Even worse, many of the “sunset clauses” from the earlier deal are due to kick in shortly, which will gradually allow Iran to return to enrichment activities. It’s not clear that there’s anything the world could do about this — particularly as the above-discussed dynamics could incentivise Tehran to act deliberately provocatively.
This was a fatally flawed deal from the start because of elephant-in-the-room issues that it ignored, and Trump made matters 100 times worse by abrogating the deal without having a clue about how to effectively confront Iran. With entirely new generations of centrifuges and equipment, Iran responded by enriching uranium at unprecedented rates to ever-higher degrees of purity.

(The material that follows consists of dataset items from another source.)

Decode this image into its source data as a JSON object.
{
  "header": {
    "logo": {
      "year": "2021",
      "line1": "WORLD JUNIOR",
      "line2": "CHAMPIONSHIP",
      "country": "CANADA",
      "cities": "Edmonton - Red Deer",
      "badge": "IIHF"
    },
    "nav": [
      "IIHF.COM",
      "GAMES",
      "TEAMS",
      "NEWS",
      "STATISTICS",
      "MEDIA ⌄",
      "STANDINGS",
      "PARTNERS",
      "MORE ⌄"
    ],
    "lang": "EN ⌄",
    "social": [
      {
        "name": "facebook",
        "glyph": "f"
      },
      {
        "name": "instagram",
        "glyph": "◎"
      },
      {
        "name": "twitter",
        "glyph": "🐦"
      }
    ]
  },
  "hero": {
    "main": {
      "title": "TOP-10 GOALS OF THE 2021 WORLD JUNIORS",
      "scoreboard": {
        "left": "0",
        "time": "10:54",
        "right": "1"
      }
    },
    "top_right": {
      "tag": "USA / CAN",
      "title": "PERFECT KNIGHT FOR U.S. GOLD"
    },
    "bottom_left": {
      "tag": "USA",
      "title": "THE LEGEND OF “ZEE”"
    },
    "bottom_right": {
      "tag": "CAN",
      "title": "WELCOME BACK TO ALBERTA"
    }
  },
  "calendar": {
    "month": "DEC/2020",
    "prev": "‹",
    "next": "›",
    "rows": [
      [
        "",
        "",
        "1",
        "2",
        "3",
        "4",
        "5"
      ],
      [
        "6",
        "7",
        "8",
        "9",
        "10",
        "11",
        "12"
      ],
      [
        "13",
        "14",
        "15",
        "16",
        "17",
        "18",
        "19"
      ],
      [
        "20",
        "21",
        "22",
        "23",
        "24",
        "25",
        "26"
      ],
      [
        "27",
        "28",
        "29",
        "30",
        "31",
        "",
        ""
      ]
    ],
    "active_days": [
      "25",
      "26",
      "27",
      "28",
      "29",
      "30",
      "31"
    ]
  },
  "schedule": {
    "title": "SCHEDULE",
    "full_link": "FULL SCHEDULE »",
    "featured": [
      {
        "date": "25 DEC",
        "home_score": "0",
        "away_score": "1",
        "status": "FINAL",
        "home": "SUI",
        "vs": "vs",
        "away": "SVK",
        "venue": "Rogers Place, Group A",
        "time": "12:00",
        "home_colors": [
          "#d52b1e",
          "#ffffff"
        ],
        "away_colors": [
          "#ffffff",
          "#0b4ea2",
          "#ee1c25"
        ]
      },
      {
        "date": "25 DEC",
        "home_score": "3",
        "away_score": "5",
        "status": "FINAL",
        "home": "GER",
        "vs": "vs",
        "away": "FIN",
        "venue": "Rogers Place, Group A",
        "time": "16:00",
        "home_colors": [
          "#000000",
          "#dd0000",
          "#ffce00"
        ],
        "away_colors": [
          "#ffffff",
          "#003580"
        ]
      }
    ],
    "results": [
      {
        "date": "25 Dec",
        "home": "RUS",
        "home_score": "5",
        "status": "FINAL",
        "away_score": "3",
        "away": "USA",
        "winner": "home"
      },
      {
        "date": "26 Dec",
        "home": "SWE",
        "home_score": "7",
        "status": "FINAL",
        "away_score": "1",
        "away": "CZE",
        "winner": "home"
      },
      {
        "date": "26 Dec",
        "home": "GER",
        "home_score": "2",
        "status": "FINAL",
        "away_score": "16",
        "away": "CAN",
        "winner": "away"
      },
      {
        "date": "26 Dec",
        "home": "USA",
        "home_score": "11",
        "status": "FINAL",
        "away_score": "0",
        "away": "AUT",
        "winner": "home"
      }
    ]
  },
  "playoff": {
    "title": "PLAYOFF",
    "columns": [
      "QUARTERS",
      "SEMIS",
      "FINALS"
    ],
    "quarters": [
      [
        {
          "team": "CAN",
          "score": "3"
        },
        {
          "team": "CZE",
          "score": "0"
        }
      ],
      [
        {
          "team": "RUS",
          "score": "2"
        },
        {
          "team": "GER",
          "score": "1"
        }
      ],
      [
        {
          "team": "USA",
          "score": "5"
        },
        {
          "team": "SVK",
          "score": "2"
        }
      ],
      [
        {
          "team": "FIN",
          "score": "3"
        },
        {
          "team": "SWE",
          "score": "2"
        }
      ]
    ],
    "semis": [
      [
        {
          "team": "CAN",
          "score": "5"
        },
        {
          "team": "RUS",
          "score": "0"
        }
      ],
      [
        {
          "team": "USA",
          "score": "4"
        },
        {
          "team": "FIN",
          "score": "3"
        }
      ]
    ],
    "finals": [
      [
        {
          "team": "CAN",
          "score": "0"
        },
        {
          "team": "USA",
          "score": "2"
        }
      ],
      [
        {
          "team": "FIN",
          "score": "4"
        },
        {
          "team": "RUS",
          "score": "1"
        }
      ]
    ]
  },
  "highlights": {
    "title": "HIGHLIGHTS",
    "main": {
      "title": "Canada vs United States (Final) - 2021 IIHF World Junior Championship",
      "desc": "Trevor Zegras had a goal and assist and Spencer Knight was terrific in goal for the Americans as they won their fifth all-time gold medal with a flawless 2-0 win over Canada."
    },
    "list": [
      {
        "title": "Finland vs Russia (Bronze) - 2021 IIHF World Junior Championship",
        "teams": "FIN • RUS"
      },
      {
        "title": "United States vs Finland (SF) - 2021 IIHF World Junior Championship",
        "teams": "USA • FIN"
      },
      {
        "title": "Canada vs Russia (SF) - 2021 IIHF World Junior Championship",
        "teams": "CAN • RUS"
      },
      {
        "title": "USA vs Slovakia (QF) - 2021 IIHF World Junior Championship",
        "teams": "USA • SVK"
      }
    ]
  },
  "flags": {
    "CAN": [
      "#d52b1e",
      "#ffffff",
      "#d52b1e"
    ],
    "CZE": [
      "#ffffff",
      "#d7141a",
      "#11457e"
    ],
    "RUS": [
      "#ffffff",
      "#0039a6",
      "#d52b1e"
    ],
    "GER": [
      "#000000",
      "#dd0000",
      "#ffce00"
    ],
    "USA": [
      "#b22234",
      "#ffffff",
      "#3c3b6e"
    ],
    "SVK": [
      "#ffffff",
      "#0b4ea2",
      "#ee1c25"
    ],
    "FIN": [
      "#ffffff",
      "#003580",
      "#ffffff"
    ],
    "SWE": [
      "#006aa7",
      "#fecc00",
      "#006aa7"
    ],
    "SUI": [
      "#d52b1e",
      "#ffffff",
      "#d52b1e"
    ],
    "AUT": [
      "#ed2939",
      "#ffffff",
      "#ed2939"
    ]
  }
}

Biden wants a deal on the cheap for all the wrong reasons — seeking a quick fix, allowing the US to busy itself with crises elsewhere. Through shallow and unstrategic policies, Biden is repeating all the mistakes he made in Afghanistan: sacrificing global security in a superficial attempt to reduce US foreign policy commitments.
As occurred with the EU’s failed Russia policies, the ayatollahs relish a situation in which European states desperate for oil and gas become wholly dependent on them, rendering them immune to future Western pressures. Iran’s leaders probably feel doubly empowered at a time when both Russia and the West are competing to win their favor. This is a recipe for disaster.
Amid hideously inauspicious omens, various ill-matched parties are girding themselves to embark upon unholy matrimony. We can only hope not to be in the vicinity when these sorry tragedies hurtle toward the explosive and inevitable divorce.